The currently adopted nuclear nonproliferation policy of the United States employs a two-pronged approach in the effort to stem further nuclear weapons proliferation: enact and support measures that reinforce the resolve of voluntarily compliant states; and compel compliance from states that choose not to adhere to established nonproliferation norms. Missing is any attempt to understand and influence the factors that impel a given state.s decisions. Toward that end, the question I endeavor to answer in this dissertation is, “What are the contextual factors that are both necessary and sufficient to explain the nuclear weapons choices states make?”
I contend that two small groupings of variables, which I explicitly define and label Security and Stature, successfully explain the full range of states' proliferation decisions, ranging from the disavowal of nuclear weapons to their possession.
This hypothesis builds upon, yet distinctly diverges from, the various approaches to this subject that have been promulgated to date. The majority of the extant propositions are limited in their focus and therefore in their applicability; that is, their explanatory power is restricted to either a particular set of states or a singular aspect of nuclear proliferation (e.g., weapons acquisition). Further, many of these proposed models employ variables selected in conformity with the particular international relations framework (e.g., Neorealism) to which their proponent subscribes.

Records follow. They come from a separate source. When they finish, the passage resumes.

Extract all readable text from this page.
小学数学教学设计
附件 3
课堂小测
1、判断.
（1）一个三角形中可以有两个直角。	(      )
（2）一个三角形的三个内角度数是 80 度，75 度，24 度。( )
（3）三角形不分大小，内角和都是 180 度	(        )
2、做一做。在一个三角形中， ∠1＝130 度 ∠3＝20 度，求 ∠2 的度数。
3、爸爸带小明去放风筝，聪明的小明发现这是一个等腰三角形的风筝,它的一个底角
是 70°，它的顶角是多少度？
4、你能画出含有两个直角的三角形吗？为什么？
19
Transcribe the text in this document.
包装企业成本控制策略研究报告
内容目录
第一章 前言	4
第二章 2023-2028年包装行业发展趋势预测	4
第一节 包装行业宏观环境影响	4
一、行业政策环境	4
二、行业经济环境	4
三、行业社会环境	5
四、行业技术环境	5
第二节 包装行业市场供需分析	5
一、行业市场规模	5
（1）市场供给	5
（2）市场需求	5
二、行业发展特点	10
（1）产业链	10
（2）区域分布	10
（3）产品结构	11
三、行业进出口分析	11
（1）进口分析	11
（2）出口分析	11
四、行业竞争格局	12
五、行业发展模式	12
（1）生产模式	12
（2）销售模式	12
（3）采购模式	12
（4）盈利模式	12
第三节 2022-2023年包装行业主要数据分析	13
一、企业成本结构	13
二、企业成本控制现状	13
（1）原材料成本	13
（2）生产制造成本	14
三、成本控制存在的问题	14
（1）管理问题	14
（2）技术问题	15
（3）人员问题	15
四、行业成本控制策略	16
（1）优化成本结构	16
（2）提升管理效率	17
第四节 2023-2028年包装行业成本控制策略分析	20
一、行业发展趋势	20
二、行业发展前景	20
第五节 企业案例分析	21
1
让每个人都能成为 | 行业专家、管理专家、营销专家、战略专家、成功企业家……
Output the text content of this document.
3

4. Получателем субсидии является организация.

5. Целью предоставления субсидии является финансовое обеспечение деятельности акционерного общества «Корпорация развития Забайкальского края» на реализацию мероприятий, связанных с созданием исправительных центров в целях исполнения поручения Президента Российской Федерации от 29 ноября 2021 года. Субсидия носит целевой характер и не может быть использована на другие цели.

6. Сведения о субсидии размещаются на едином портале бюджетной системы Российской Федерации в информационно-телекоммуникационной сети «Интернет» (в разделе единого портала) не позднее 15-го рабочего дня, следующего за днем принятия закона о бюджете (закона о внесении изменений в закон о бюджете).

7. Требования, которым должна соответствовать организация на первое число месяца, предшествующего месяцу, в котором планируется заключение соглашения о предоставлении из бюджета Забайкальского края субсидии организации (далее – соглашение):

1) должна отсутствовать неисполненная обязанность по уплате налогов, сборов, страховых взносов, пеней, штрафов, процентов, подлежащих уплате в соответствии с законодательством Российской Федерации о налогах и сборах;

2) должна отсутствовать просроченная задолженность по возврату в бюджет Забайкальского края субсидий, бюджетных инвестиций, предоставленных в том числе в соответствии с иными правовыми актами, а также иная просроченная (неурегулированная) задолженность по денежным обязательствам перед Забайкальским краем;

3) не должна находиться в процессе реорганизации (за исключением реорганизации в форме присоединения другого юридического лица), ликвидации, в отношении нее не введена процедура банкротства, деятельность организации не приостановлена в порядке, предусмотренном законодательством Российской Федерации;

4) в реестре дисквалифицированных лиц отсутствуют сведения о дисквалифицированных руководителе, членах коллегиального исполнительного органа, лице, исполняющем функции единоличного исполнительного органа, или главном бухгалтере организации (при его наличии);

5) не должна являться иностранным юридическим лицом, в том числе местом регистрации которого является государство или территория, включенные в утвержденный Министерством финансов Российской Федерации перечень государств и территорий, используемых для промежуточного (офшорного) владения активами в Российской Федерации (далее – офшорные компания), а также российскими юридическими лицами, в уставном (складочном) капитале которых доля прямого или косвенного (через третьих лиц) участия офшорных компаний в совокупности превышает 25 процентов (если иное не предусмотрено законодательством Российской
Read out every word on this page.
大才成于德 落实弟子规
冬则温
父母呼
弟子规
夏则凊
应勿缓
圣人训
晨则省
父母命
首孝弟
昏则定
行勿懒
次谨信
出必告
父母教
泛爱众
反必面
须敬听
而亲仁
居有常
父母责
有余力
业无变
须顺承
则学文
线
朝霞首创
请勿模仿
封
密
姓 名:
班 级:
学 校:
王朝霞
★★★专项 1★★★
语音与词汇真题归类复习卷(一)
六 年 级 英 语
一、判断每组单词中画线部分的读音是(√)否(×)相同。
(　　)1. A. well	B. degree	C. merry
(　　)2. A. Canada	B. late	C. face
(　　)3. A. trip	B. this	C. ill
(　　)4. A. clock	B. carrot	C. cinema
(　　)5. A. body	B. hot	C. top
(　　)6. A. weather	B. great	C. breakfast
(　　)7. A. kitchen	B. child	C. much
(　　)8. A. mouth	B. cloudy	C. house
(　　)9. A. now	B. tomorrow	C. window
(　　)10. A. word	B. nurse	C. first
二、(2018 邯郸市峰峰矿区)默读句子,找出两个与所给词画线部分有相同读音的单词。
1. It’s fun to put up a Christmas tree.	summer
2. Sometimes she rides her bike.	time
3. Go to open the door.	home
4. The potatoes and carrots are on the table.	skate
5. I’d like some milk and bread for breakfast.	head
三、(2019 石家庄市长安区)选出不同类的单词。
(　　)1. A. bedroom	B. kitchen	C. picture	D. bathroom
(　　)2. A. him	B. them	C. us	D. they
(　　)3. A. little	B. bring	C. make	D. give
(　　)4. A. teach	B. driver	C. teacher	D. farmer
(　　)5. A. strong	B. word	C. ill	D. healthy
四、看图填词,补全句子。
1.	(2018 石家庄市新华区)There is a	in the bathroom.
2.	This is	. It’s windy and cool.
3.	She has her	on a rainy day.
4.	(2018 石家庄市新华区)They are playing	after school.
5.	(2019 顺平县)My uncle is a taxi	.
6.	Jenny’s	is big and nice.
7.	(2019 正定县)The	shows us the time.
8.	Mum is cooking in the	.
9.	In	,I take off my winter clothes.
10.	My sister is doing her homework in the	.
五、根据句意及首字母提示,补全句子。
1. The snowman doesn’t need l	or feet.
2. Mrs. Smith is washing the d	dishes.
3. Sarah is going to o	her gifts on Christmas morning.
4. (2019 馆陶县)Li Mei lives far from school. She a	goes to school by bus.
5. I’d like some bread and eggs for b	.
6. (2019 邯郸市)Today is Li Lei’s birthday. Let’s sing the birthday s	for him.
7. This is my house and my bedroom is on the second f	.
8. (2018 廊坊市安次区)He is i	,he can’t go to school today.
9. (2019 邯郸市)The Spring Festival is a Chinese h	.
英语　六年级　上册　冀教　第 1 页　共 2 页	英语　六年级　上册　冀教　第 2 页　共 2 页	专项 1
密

The Security/Stature hypothesis, however, is intended to elucidate the issues that impel any state in the system to select any of the nuclear weapons options available to it. Moreover, I selected the Security and Stature variables deductively from the expansive list of potentially explanatory factors discussed throughout the body of nuclear proliferation scholarship. I provide an overview and a critical assessment of the most salient literature reviewed in chapter 2.
Last, I apply the Security/Stature hypothesis to three case studies: Japan, Brazil, and North Korea. Collectively, these cases include virtually all of the nuclear weapons choices I desired to explain, and the consistently demonstrated co-variance between these choices and my chosen variables offers compelling, if limited, evidence of the validity of my proposed solution to the research question.